Sagalassos is a typical Luwian name but its meaning is unknown. In the 11th century AD, a bishop of 'Agalassu' is recorded, which seems to be a transitional form between 'Sagalassos' and 'Ağlasun'. When the Seljuk Turks arrived in Ağlasun, they adopted and adapted this name for their settlement in the valley below the ancient city. Thus, there is a connection between the ancient and modern names of the town.
How did they make a living?
The economy of the city was mainly based on farming, especially grain that was delivered to the Roman troops. During Imperial times, olive cultivation for the production of locally consumed olive oil was also important. They may have also exported fir trees to Egypt to be used for construction and shipbuilding. Another source of income, from Augustus (25 BC – 14 AD) onwards, was the industrial production of the so-called 'Sagalassos red slip ware', or locally made table wares, found in Western Anatolia and many other places throughout the Eastern Mediterranean.
When did they leave and why?
From 541-542 AD onwards the bubonic plague ravaged the population several times and caused enormous damage to the economy. A powerful earthquake leveled the city ca. 610 AD. After this catastrophe, the survivors continued to inhabit dispersed, sometimes fortified hamlets amongst the ruins, until the Seljuks destroyed the last stronghold on Alexander's Hill in the 13th century AD.
How was the site rediscovered?
The ruins of the site were rediscovered in 1706 by Paul Lucas, a traveller who undertook a journey through the Ottoman Empire at the request of the French King Louis XIV. It wasn't until 1824 that English traveller Reverend F.V.J. Arundell deciphered the name of Sagalassos in an inscription.
Who is excavating here and how are the excavations financed?

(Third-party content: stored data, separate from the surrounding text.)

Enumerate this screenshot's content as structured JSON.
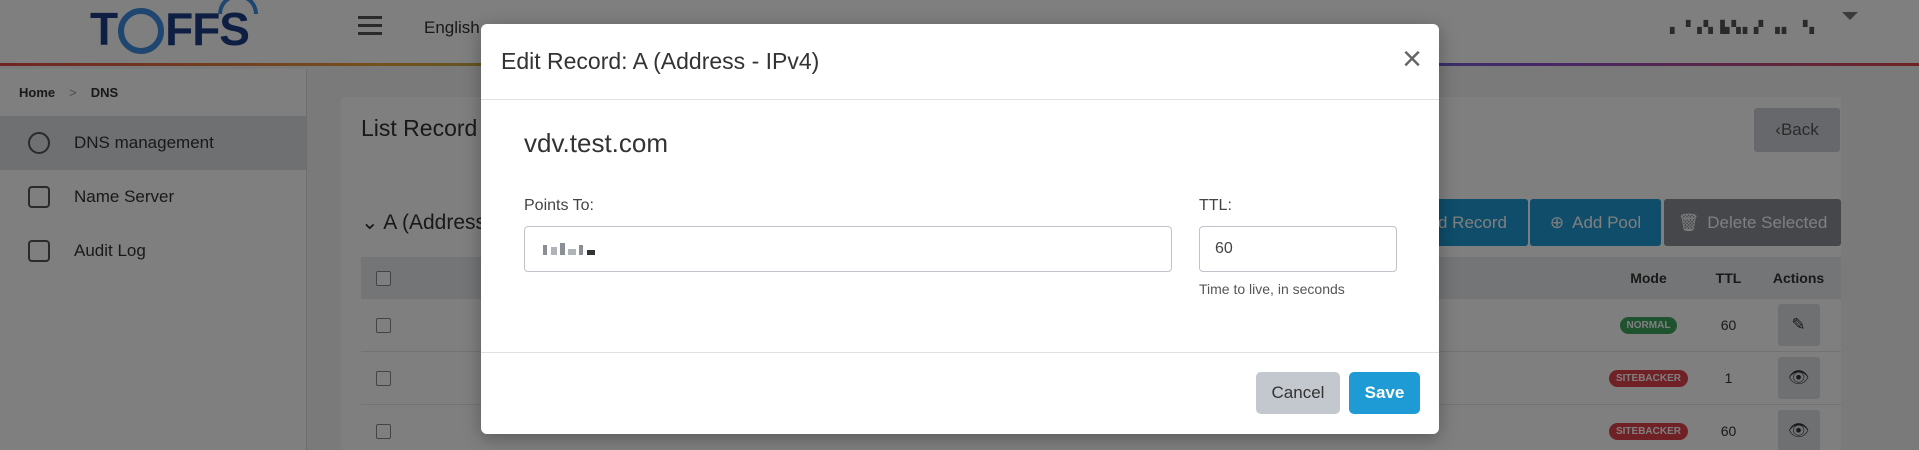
{
  "app": {
    "logo_text_left": "T",
    "logo_text_right": "FFS",
    "language": "English",
    "user_label": "▖▝▗▚ ▙▚▖▞ ▗▖ ▝▖"
  },
  "breadcrumb": {
    "home": "Home",
    "separator": ">",
    "current": "DNS"
  },
  "sidebar": {
    "items": [
      {
        "label": "DNS management",
        "icon": "dashboard-gauge-icon",
        "active": true
      },
      {
        "label": "Name Server",
        "icon": "document-list-icon",
        "active": false
      },
      {
        "label": "Audit Log",
        "icon": "edit-log-icon",
        "active": false
      }
    ]
  },
  "main": {
    "list_title": "List Record",
    "back_label": "Back",
    "section_title": "A (Address",
    "add_record_label": "d Record",
    "add_pool_label": "Add Pool",
    "delete_selected_label": "Delete Selected",
    "table": {
      "headers": [
        "Mode",
        "TTL",
        "Actions"
      ],
      "rows": [
        {
          "name": "",
          "mode": "NORMAL",
          "mode_color": "#3ea55c",
          "ttl": "60",
          "action_icon": "edit-icon"
        },
        {
          "name": "",
          "mode": "SITEBACKER",
          "mode_color": "#e0434d",
          "ttl": "1",
          "action_icon": "eye-icon"
        },
        {
          "name": "",
          "mode": "SITEBACKER",
          "mode_color": "#e0434d",
          "ttl": "60",
          "action_icon": "eye-icon"
        }
      ]
    }
  },
  "modal": {
    "title": "Edit Record: A (Address - IPv4)",
    "close_symbol": "×",
    "domain": "vdv.test.com",
    "points_to_label": "Points To:",
    "points_to_value": "",
    "ttl_label": "TTL:",
    "ttl_value": "60",
    "ttl_hint": "Time to live, in seconds",
    "cancel_label": "Cancel",
    "save_label": "Save"
  },
  "colors": {
    "primary": "#1e9bd5",
    "cancel": "#c3c8ce",
    "normal_badge": "#3ea55c",
    "sitebacker_badge": "#e0434d"
  }
}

The site has been excavated since 1990 by the University of Leuven (Belgium) under the direction of Professor Marc Waelkens. Locally known as 'Marc Bey', Professor Waelkens leads an international team of researchers from Turkey, Belgium, and many other countries. Excavations and research in the 1200 km² territory of the ancient city are financed by scientific research funds from the Belgian state, with assistance from private Belgian benefactors. The conservation and reconstruction projects have been sponsored by private donors from Belgium, including families, companies and banks. Since 2006 the Turkish firm AYGAZ (Koç Holding) and other Turkish companies have joined in sponsorship.
Where do the finds go?
All finds are submitted to the Museum of Burdur at the end of each excavation season, where the most beautiful items and statues are also on display. What is not on display is stored under the supervision of the Museum of Burdur.